- DVD cover
- Directed by: Sean Abley
- Written by: Sean Abley
- Produced by: John Carrozza Doug Prinzivalli Matt Mishkoff Sean Abley
- Starring: Derek Long Matthew Montgomery Rasool Jahan Allie Rivenbark Alexandra Billings
- Cinematography: Ivan Corona
- Edited by: David Kittredge
- Music by: Jennifer Kes Remington
- Distributed by: TLA Releasing
- Release dates: July 14, 2007 (Philadelphia International Gay and Lesbian Film Festival);
- Running time: 90 minutes
- Country: United States
- Language: English

= Socket (film) =

Socket is an independent sci-fi erotic thriller directed by Sean Abley, produced by John Carrozza, Sean Abley, Matt Mishkoff and Doug Prinzivalli, and starring Derek Long as Dr. Bill and Matthew Montgomery as Dr. Craig Murphy. It was released in 2007.

== Plot ==
Socket is a dark sexual tale of a gay man being drawn into a cult of electricity addicts after being struck by lightning. Bill (Derek Long), a surgeon, is struck by lightning and winds up recovering in his own hospital. There he meets an intern named Craig (Matthew Montgomery), who suffered the same natural accident and has developed an appetite - a capacitance - for electrical voltage. After meeting him, Bill realizes he has the same craving. Craig introduces him to an underground group of people who all share this addiction. Bill then uses his surgical knowledge to come up with a method of inserting electric sockets and prongs into the members' wrists so they can "juice up". But after Bill accidentally discovers that he can mainline electricity from living people, he becomes hooked on absorbing this particular kind of power.

== Cast ==
- Derek Long as Dr. Bill Matthews
- Matthew Montgomery as Dr. Craig Murphy
- Rasool Jahan as Carol
- Allie Rivenbark as Olivia
- Alexandra Billings as Dr. Emily Andersen

Supporting cast includes Sean Abley, Jay Costelo, Georgia Jean, Victor López, Amy Sidney, Sandy Lawson, Alisha Seaton and Bridgette Wright as members of "the group".
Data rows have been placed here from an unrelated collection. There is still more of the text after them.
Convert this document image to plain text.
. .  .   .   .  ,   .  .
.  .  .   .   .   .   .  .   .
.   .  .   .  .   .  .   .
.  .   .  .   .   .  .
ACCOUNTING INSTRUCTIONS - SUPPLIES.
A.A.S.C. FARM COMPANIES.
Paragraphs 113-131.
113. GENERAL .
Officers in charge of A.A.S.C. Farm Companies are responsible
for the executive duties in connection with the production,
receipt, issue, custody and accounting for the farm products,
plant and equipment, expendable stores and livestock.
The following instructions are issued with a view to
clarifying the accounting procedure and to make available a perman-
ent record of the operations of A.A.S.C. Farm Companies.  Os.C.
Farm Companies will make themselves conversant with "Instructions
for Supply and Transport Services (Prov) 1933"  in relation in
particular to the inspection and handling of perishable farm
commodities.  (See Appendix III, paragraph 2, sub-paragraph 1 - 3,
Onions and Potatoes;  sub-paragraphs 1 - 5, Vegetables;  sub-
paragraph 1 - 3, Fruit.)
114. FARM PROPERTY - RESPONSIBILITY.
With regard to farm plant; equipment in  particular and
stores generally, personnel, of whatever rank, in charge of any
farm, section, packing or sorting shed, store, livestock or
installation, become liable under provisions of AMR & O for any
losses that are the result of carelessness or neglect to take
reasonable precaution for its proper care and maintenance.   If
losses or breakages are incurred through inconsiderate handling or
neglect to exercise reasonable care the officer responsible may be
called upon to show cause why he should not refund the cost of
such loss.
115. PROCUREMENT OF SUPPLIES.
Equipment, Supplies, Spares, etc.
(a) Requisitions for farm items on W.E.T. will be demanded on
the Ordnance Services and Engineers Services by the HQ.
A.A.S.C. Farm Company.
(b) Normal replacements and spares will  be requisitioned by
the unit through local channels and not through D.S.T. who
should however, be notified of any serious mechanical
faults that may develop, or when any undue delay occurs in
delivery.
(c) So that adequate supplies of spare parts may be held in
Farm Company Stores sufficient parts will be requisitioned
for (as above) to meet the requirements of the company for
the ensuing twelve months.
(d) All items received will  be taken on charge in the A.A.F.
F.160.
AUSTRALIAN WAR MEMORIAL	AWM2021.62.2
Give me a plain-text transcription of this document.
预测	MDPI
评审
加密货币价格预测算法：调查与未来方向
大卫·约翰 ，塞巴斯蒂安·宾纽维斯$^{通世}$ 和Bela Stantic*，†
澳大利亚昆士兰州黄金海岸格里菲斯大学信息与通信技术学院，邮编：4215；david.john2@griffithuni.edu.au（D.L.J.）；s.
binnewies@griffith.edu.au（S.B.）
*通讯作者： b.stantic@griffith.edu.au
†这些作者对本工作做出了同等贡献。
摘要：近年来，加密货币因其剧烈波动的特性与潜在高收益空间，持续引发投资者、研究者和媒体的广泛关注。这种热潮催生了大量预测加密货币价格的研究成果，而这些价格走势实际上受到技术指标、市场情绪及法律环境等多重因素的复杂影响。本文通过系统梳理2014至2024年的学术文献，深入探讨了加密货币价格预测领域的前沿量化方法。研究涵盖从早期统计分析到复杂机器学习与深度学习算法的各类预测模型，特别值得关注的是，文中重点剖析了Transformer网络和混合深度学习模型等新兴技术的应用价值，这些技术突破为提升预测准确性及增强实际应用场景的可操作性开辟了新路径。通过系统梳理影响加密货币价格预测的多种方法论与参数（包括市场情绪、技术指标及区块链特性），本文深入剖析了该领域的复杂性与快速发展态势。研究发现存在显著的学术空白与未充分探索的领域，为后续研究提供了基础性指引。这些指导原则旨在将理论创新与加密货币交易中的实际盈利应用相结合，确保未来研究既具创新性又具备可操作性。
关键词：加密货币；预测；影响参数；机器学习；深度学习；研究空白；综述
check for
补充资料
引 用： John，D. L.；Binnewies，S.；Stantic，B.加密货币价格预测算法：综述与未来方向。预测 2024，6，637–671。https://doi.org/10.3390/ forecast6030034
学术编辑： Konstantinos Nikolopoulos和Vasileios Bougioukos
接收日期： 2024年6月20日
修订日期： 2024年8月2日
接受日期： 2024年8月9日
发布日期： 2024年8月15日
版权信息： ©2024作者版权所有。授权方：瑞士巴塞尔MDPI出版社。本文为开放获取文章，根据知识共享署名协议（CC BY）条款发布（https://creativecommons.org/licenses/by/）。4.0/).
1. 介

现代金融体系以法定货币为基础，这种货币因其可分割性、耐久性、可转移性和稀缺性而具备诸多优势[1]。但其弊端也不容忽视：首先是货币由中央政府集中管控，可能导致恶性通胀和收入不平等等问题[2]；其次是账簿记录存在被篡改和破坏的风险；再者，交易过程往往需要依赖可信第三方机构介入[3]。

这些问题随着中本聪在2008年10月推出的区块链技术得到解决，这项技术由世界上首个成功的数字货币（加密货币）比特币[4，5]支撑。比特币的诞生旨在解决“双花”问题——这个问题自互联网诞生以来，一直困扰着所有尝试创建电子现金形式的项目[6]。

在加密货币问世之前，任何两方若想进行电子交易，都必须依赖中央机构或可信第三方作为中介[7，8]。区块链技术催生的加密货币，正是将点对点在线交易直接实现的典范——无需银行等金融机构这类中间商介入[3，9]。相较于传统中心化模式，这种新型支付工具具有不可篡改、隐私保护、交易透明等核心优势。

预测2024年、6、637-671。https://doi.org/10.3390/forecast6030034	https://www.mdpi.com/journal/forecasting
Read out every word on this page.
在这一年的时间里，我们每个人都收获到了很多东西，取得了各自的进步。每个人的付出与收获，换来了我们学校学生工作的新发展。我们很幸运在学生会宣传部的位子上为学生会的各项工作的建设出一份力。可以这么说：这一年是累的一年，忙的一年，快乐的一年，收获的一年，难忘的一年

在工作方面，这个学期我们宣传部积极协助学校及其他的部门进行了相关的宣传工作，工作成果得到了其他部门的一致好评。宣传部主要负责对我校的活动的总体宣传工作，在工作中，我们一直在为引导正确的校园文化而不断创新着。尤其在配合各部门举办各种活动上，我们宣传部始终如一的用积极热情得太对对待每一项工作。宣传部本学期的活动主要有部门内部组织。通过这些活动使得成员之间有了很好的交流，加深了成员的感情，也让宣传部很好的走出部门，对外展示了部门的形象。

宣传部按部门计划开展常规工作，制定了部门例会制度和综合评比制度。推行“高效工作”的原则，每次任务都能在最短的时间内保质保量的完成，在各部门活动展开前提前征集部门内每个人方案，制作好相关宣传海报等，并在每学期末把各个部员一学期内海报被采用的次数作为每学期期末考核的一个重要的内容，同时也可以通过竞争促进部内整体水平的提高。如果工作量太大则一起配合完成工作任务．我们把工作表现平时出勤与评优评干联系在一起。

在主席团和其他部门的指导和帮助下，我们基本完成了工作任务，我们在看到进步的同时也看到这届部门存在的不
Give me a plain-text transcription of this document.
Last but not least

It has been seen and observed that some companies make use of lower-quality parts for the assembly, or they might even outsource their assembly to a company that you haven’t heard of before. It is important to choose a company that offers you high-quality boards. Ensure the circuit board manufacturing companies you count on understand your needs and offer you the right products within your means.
Also appearing in smaller roles are Andrew Pinon, Bobaloo Koenig, Krista Pelen, Shanee Wilson, Staci Mallett, Rhoda Pell, Mari Marks, Timothy J. Hearl, Doug Prinzivalli, Tony Spatafora, Shannon Lee, Erin Scott, Ray Tutano, Eddie Borey, Brad Taylor, John Carrozza, Jessica Jones and Gage Hubbard.

== Release history ==
Socket had its World Premiere on July 14, 2007, at the Philadelphia International Gay & Lesbian Film Festival and was followed by its West Coast Premiere on July 20 in Los Angeles at Outfest 07. It was released on DVD on 25 March 2008 by TLA Releasing in the US. On 9 June 2008, the DVD was released in Europe.

== Awards ==
The film was awarded an AT&T Pioneers: Best of Festival Award jury prize at The Indianapolis LGBT Film Festival in November 2007.

==Reception==
Don Willmott from Filmcritic.com also noted "low-powered sci-fi exercise is actually a soft-core gay skin flick masquerading as some kind of "thriller" ".
Martin Gray from eyeforfilm.co.uk was more savage about the film, saying "thriller isn't the word I'd use to describe the film - "borer" maybe. "Stupid", "insulting" and "witless" also come to mind. Let's be generous and go for a phrase or two such as "badly written" and "ineptly acted"."